If Trump reaches a hand across the aisle, Democrats would be wise to take it
For a brief moment on Tuesday evening, the customary rancour of US politics was set aside in a most unusual spontaneous display.
To everyone’s surprise, President Donald Trump’s delayed 2019 State of the Union speech – which had itself become a political football in the struggle between a Democratic House of Representatives and a Republican President – provided a glimpse of how American political life once was, and could yet still be.
The snapshot took place around 40 minutes into the speech.
Having just reiterated his divisive pledge to build a wall on the US border with Mexico, which was received with stony silence by the Democrats in the chamber, Trump glided into safer territory on the economy, telling his audience that women had filled 58 per cent of the new jobs created in the last year.
Female Democrats – clad in white to show solidarity with the centennial of the suffragette movement – paused for a moment to take that statistic in. And then couldn’t resist standing and applauding.
Even Trump looked relieved that the tension in the room had dissipated, quipping “you weren’t supposed to do that”.
The sad reality is that it was not so long ago that Republicans and Democrats were able to applaud each other’s statements on set-piece occasions like these with regularity.
When Ronald Reagan and Tip O’Neill occupied the roles in the 1980s that Trump and House speaker Nancy Pelosi hold today, divided government meant disagreeing – sometimes vehemently – with each other’s policies, but recognising that there were points of commonality on both sides of the political aisle that could be supported.
Subsequent periods of divided government, under Presidents Bill Clinton and George W Bush, saw increases in partisan rancour – including the previous record for a federal government shutdown and the Iraq War fall-out.
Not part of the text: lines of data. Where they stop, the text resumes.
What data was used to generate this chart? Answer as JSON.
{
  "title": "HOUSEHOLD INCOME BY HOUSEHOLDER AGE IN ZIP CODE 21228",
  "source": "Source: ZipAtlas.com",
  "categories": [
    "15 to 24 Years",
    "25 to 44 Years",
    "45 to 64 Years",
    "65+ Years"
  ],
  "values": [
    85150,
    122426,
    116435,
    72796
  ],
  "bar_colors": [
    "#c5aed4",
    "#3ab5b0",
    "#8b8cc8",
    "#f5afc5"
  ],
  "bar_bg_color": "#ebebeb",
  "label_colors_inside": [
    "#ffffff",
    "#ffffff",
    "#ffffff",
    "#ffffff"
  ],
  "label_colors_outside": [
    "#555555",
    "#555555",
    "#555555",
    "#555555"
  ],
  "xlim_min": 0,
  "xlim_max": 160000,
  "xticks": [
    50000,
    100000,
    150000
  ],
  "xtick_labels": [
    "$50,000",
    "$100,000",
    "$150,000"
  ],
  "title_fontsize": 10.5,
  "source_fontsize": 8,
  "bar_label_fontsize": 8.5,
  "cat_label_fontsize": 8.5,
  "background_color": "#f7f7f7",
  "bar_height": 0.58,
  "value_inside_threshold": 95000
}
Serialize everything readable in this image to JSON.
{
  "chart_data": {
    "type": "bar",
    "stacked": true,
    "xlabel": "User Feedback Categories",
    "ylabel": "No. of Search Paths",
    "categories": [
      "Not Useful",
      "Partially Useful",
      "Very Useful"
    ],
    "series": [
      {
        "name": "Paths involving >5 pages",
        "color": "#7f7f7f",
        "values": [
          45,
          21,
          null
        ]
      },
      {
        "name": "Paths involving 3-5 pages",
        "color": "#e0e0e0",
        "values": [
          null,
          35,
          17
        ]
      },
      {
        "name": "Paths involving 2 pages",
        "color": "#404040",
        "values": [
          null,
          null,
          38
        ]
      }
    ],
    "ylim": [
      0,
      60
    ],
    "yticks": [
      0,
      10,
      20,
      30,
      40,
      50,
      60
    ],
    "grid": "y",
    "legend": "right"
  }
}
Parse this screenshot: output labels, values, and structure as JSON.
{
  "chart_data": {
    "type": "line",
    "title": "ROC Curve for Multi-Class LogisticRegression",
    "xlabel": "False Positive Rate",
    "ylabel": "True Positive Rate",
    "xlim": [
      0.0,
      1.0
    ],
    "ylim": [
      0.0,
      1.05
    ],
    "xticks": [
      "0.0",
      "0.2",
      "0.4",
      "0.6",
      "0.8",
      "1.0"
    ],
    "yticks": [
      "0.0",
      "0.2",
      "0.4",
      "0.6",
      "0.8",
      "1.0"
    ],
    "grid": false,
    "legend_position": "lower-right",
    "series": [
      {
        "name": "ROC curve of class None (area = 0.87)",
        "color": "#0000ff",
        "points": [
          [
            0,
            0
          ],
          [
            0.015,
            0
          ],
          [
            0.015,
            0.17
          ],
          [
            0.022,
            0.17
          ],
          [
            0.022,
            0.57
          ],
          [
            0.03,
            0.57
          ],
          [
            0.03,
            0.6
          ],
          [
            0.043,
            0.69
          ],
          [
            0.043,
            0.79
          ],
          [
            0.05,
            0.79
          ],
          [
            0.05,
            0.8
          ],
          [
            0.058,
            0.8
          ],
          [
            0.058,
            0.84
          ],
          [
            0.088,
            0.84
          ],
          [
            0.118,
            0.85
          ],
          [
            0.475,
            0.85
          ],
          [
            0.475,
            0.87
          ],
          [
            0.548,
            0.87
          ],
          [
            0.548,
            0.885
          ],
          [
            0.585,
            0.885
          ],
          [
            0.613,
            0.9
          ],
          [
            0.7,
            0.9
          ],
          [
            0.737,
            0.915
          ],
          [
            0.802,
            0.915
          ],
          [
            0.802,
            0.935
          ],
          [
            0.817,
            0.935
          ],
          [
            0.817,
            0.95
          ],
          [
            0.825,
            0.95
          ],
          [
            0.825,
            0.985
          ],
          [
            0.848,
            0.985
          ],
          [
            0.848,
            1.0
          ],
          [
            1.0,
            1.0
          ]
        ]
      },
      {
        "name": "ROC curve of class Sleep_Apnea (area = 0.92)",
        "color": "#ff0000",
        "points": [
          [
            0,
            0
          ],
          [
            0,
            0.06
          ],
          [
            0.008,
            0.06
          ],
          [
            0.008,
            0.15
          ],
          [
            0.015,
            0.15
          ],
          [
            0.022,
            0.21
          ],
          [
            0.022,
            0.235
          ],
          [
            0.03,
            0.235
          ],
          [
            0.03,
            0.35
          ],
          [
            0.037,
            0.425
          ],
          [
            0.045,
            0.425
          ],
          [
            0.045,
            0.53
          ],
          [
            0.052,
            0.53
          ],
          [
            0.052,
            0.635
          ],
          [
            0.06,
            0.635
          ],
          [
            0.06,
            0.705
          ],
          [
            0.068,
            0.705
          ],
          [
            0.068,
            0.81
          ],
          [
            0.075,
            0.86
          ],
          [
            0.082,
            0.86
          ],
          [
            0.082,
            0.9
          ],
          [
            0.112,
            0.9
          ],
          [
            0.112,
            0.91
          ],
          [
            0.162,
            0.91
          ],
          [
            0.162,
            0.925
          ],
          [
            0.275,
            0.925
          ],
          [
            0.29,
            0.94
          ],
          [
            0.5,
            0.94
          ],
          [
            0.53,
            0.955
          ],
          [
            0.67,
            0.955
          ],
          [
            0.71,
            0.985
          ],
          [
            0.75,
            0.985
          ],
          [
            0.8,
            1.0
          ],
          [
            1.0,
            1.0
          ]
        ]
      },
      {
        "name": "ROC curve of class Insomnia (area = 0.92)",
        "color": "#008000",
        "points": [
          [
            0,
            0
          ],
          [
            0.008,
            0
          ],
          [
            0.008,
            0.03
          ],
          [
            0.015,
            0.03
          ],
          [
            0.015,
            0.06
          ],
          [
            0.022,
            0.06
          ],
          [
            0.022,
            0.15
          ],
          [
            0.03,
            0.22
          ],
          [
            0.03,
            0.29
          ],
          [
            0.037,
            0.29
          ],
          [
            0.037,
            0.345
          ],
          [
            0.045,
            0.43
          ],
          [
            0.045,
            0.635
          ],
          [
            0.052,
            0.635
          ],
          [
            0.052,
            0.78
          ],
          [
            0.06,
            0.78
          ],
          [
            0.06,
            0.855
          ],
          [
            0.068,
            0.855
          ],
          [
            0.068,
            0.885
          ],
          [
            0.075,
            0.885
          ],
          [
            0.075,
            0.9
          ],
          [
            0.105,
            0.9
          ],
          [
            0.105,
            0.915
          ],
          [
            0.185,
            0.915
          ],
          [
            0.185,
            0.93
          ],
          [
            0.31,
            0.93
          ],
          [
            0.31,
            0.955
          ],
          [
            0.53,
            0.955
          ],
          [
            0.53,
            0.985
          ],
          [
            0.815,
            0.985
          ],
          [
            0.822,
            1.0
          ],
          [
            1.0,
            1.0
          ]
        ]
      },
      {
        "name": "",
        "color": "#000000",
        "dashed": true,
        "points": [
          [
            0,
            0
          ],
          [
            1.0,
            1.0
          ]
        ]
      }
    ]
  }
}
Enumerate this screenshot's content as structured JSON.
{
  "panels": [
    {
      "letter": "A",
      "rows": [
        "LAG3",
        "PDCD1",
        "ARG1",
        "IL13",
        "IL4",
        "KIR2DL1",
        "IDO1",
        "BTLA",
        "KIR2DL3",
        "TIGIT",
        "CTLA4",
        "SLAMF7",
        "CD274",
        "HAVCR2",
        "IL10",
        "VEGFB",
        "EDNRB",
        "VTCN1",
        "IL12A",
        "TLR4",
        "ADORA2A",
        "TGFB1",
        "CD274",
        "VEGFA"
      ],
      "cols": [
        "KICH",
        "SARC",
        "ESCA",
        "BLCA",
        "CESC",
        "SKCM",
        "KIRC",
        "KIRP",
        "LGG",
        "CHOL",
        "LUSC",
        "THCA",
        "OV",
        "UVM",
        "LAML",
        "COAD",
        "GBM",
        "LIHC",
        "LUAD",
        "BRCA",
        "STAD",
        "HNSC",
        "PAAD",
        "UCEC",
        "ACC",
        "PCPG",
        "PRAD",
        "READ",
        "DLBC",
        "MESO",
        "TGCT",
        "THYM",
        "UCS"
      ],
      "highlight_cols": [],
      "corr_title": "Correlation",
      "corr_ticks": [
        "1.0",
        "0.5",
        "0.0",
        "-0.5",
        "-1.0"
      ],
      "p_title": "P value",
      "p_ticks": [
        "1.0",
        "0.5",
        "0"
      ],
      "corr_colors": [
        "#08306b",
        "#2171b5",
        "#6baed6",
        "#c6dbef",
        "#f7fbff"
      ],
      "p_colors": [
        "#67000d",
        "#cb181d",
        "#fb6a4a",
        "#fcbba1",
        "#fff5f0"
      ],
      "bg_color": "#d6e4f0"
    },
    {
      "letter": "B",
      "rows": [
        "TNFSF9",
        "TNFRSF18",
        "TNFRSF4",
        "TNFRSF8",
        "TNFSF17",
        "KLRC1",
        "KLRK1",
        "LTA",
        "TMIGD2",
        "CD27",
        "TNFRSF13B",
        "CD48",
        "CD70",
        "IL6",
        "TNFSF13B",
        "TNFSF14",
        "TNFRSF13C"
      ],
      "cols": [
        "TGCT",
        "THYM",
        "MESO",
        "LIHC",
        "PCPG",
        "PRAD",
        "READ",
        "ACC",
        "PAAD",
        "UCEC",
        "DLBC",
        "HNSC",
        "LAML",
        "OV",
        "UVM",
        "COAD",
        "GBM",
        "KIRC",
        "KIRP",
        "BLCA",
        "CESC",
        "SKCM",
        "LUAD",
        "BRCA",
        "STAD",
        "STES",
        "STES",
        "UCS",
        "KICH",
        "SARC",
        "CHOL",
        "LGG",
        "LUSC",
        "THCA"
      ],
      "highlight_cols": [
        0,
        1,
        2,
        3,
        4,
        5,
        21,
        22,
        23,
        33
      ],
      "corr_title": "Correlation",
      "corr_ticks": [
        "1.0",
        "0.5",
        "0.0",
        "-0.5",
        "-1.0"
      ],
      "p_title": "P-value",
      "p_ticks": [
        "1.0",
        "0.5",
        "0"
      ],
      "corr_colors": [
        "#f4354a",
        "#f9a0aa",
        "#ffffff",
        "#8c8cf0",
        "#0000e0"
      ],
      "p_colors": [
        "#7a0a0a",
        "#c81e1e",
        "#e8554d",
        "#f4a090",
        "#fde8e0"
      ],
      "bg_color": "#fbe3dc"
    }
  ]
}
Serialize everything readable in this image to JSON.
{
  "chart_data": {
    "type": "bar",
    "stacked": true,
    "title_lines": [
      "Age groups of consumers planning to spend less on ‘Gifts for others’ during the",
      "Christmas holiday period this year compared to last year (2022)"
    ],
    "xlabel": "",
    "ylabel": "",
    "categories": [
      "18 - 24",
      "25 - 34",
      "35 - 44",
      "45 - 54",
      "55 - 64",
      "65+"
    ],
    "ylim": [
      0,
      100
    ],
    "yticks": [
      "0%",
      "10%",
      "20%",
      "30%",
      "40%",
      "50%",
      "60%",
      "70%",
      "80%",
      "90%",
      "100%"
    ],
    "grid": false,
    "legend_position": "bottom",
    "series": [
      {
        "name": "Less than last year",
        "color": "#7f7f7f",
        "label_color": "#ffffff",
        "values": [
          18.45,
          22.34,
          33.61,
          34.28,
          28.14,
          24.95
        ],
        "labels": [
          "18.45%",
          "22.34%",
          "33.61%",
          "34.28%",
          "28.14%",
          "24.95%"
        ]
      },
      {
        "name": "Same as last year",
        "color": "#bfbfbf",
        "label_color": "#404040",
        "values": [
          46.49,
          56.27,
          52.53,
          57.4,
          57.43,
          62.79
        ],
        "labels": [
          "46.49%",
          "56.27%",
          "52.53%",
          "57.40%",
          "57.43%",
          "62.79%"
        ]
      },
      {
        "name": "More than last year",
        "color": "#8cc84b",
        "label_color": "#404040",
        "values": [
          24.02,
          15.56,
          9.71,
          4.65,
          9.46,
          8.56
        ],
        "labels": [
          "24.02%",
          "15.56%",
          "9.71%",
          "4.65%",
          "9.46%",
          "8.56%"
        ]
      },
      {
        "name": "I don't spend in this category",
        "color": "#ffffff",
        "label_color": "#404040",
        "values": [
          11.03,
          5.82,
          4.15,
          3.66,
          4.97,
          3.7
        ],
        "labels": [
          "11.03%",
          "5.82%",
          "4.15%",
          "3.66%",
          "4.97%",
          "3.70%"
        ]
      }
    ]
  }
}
But the basic line still held: the legislative and executive branches could oppose each other professionally, but still recognise that they were working in the American interest and react accordingly.
Even the Obama administration, which saw bitter partisan divides, was marked by Republican applause at the State of Union.
All this broke down when the most divisive presidential candidate in modern US history won election in 2016.
For his past two years in office, Trump has made clear that he thrives on political discord rather than harmony, going out of his way gratuitously – in particular on social media – to lambast and humiliate opponents.
It is therefore tempting to say that he is reaping what he has sown through his own behaviour, and that the next two years of divided government will revisit on him the same disdain that he was happy to dole out when the House was under Republican control.
Tempting, but shortsighted. Because a rather different Trump was on display on Tuesday night to the bombastic character seen hitherto.
The President went out of his way to appeal for national unity, imploring Congress to “reject the politics of revenge, resistance and retribution, and embrace the boundless potential of cooperation, compromise and the common good”.
He even went so far as to display gratitude – a hitherto unknown emotion in the Trumpian vernacular – in response to the Democratic standing ovation.
Perhaps it was just grandstanding – but perhaps not. It might be the awakenings of a shift in policy that means divided government may not signal inevitable gridlock.
It is entirely possible that the Democrats will miss the opportunity in front of them. After all, Trump remains in essence, Trump.
The Mueller Inquiry drags on, with its outcome uncertain. There will be an inevitable hankering to take revenge for the humiliations of the past two years in the belief that frustrating the President’s agenda will deliver a Democratic presidency in 2020.
But Democrats seduced by this path should be wary. It appears that the American people liked the Trump 2.0 approach. A CBS poll taken straight after the State of the Union suggested that 76 per cent of Americans who tuned in approved of the speech he gave, while just 24 per cent disapproved.
Considering that the President had been widely blamed for the federal shutdown, this is quite a turnaround. The Democrats secured a great triumph in getting Trump to back down temporarily on his aggressive demands for wall funding. But could they be about to turn that into a Pyrrhic victory?
We will not have long to wait. Trump has promised to renew his funding call, and to engage in another shutdown if it is not delivered.
So House Democrats can choose to play public opinion roulette again, or offer to meet him halfway. After all, many of them were for border controls before they were against them.
It would be a shame for them to forget this. And an even greater one if they failed to take an opportunity to teach a newly emollient President that compromise is sometimes in the American interest.